The new generation synthetic reconstituted surfactant CHF5633 suppresses LPS-induced cytokine responses in human neonatal monocytes.

BACKGROUND: New generation synthetic surfactants represent a promising alternative in the treatment of respiratory distress syndrome in preterm infants. CHF5633, a new generation reconstituted agent, has demonstrated biophysical effectiveness in vitro and in vivo. In accordance to several well-known surfactant preparations, we recently demonstrated anti-inflammatory effects on LPS-induced cytokine responses in human adult monocytes.
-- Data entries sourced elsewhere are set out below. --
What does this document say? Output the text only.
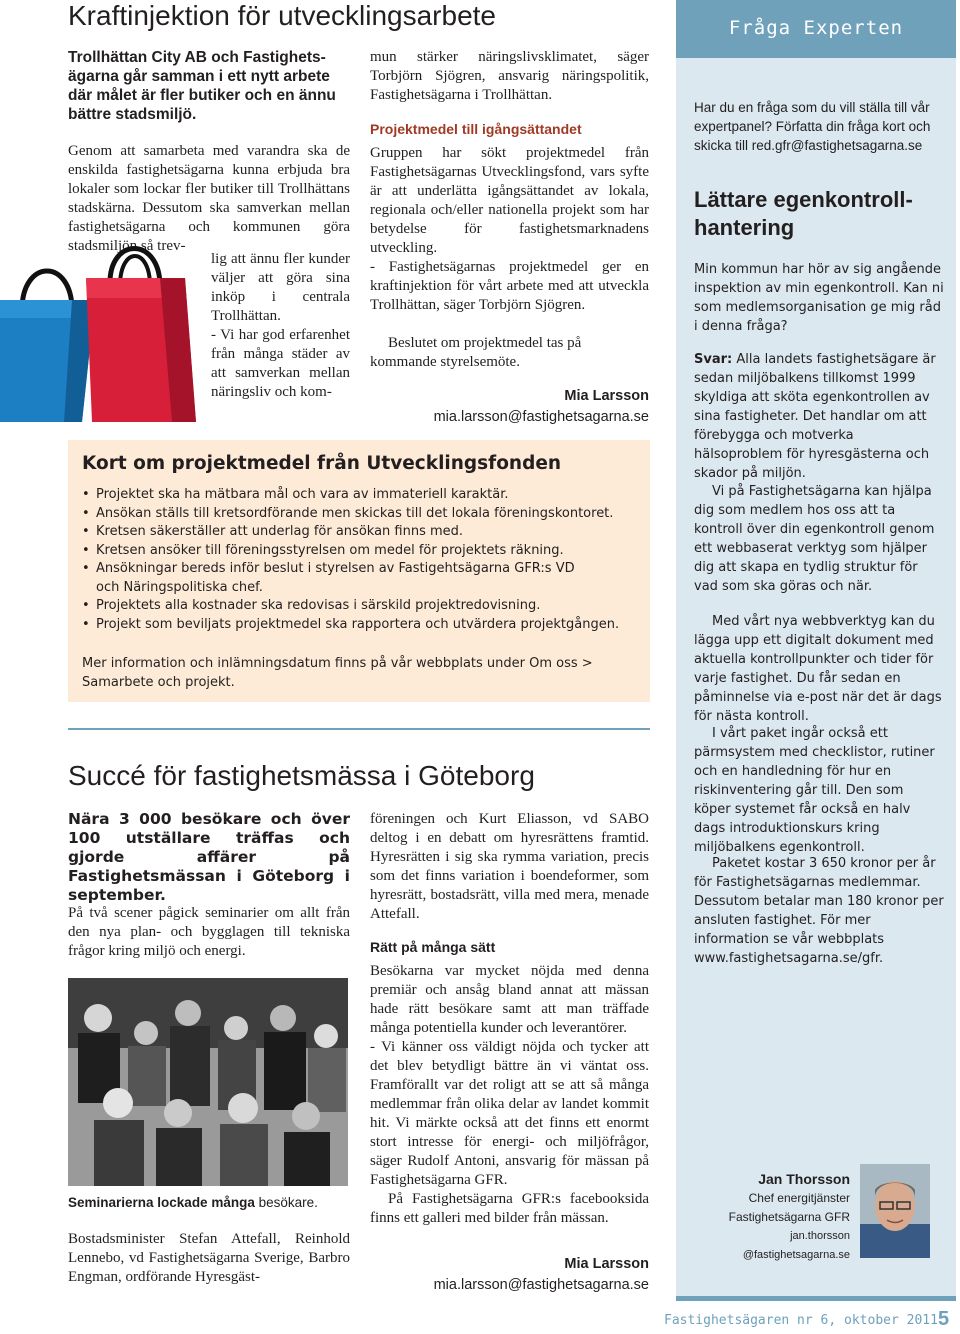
Kraftinjektion för utvecklingsarbete

Trollhättan City AB och Fastighets-ägarna går samman i ett nytt arbete där målet är fler butiker och en ännu bättre stadsmiljö.

Genom att samarbeta med varandra ska de enskilda fastighetsägarna kunna erbjuda bra lokaler som lockar fler butiker till Trollhättans stadskärna. Dessutom ska samverkan mellan fastighetsägarna och kommunen göra stadsmiljön så trev-

lig att ännu fler kunder väljer att göra sina inköp i centrala Trollhättan.

- Vi har god erfarenhet från många städer av att samverkan mellan näringsliv och kom-

mun stärker näringslivsklimatet, säger Torbjörn Sjögren, ansvarig näringspolitik, Fastighetsägarna i Trollhättan.

Projektmedel till igångsättandet

Gruppen har sökt projektmedel från Fastighetsägarnas Utvecklingsfond, vars syfte är att underlätta igångsättandet av lokala, regionala och/eller nationella projekt som har betydelse för fastighetsmarknadens utveckling.

- Fastighetsägarnas projektmedel ger en kraftinjektion för vårt arbete med att utveckla Trollhättan, säger Torbjörn Sjögren.

Beslutet om projektmedel tas på kommande styrelsemöte.

Mia Larsson

mia.larsson@fastighetsagarna.se

Kort om projektmedel från Utvecklingsfonden
• Projektet ska ha mätbara mål och vara av immateriell karaktär.
• Ansökan ställs till kretsordförande men skickas till det lokala föreningskontoret.
• Kretsen säkerställer att underlag för ansökan finns med.
• Kretsen ansöker till föreningsstyrelsen om medel för projektets räkning.
• Ansökningar bereds inför beslut i styrelsen av Fastigehtsägarna GFR:s VD och Näringspolitiska chef.
• Projektets alla kostnader ska redovisas i särskild projektredovisning.
• Projekt som beviljats projektmedel ska rapportera och utvärdera projektgången.

Mer information och inlämningsdatum finns på vår webbplats under Om oss > Samarbete och projekt.

Succé för fastighetsmässa i Göteborg

Nära 3 000 besökare och över 100 utställare träffas och gjorde affärer på Fastighetsmässan i Göteborg i september.

På två scener pågick seminarier om allt från den nya plan- och bygglagen till tekniska frågor kring miljö och energi.

Seminarierna lockade många besökare.

Bostadsminister Stefan Attefall, Reinhold Lennebo, vd Fastighetsägarna Sverige, Barbro Engman, ordförande Hyresgäst-

föreningen och Kurt Eliasson, vd SABO deltog i en debatt om hyresrättens framtid. Hyresrätten i sig ska rymma variation, precis som det finns variation i boendeformer, som hyresrätt, bostadsrätt, villa med mera, menade Attefall.

Rätt på många sätt

Besökarna var mycket nöjda med denna premiär och ansåg bland annat att mässan hade rätt besökare samt att man träffade många potentiella kunder och leverantörer.

- Vi känner oss väldigt nöjda och tycker att det blev betydligt bättre än vi väntat oss. Framförallt var det roligt att se att så många medlemmar från olika delar av landet kommit hit. Vi märkte också att det finns ett enormt stort intresse för energi- och miljöfrågor, säger Rudolf Antoni, ansvarig för mässan på Fastighetsägarna GFR.

På Fastighetsägarna GFR:s facebooksida finns ett galleri med bilder från mässan.

Mia Larsson

mia.larsson@fastighetsagarna.se

Fråga Experten

Har du en fråga som du vill ställa till vår expertpanel? Författa din fråga kort och skicka till red.gfr@fastighetsagarna.se

Lättare egenkontroll-hantering

Min kommun har hör av sig angående inspektion av min egenkontroll. Kan ni som medlemsorganisation ge mig råd i denna fråga?

Svar: Alla landets fastighetsägare är sedan miljöbalkens tillkomst 1999 skyldiga att sköta egenkontrollen av sina fastigheter. Det handlar om att förebygga och motverka hälsoproblem för hyresgästerna och skador på miljön.

Vi på Fastighetsägarna kan hjälpa dig som medlem hos oss att ta kontroll över din egenkontroll genom ett webbaserat verktyg som hjälper dig att skapa en tydlig struktur för vad som ska göras och när.

Med vårt nya webbverktyg kan du lägga upp ett digitalt dokument med aktuella kontrollpunkter och tider för varje fastighet. Du får sedan en påminnelse via e-post när det är dags för nästa kontroll.

I vårt paket ingår också ett pärmsystem med checklistor, rutiner och en handledning för hur en riskinventering går till. Den som köper systemet får också en halv dags introduktionskurs kring miljöbalkens egenkontroll.

Paketet kostar 3 650 kronor per år för Fastighetsägarnas medlemmar. Dessutom betalar man 180 kronor per ansluten fastighet. För mer information se vår webbplats www.fastighetsagarna.se/gfr.

Jan Thorsson
Chef energitjänster
Fastighetsägarna GFR
jan.thorsson
@fastighetsagarna.se
Fastighetsägaren nr 6, oktober 2011 5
The present study addressed pro- and anti-inflammatory effects of CHF5633 in human cord blood monocytes. METHODS: Purified neonatal CD14(+) cells, either native or simultaneously stimulated with E. coli LPS, were exposed to CHF5633. TNF-α, IL-1ß, IL-8 and IL-10 as well as TLR2 and TLR4 expression were analyzed by means of real-time quantitative PCR and flow cytometry. RESULTS: CHF5633 did not induce pro-inflammation in native human neonatal monocytes and did not aggravate LPS-induced cytokine responses. Exposure to CHF5633 led to a significant decrease in LPS-induced intracellular TNF-α protein expression, and significantly suppressed LPS-induced mRNA and intracellular protein expression of IL-1ß. CHF5633 incubation did not affect cell viability, indicating that the suppressive activity was not due to toxic effects on neonatal monocytes. LPS-induced IL-8, IL-10, TLR2 and TLR4 expression were unaffected. CONCLUSION: Our data confirm that CHF5633 does not exert unintended pro-apoptotic and pro-inflammatory effects in human neonatal monocytes. CHF5633 rather suppressed LPS-induced TNF-α and IL-1ß cytokine responses. Our data add to previous work and may indicate anti-inflammatory features of CHF5633 on LPS-induced monocyte cytokine responses.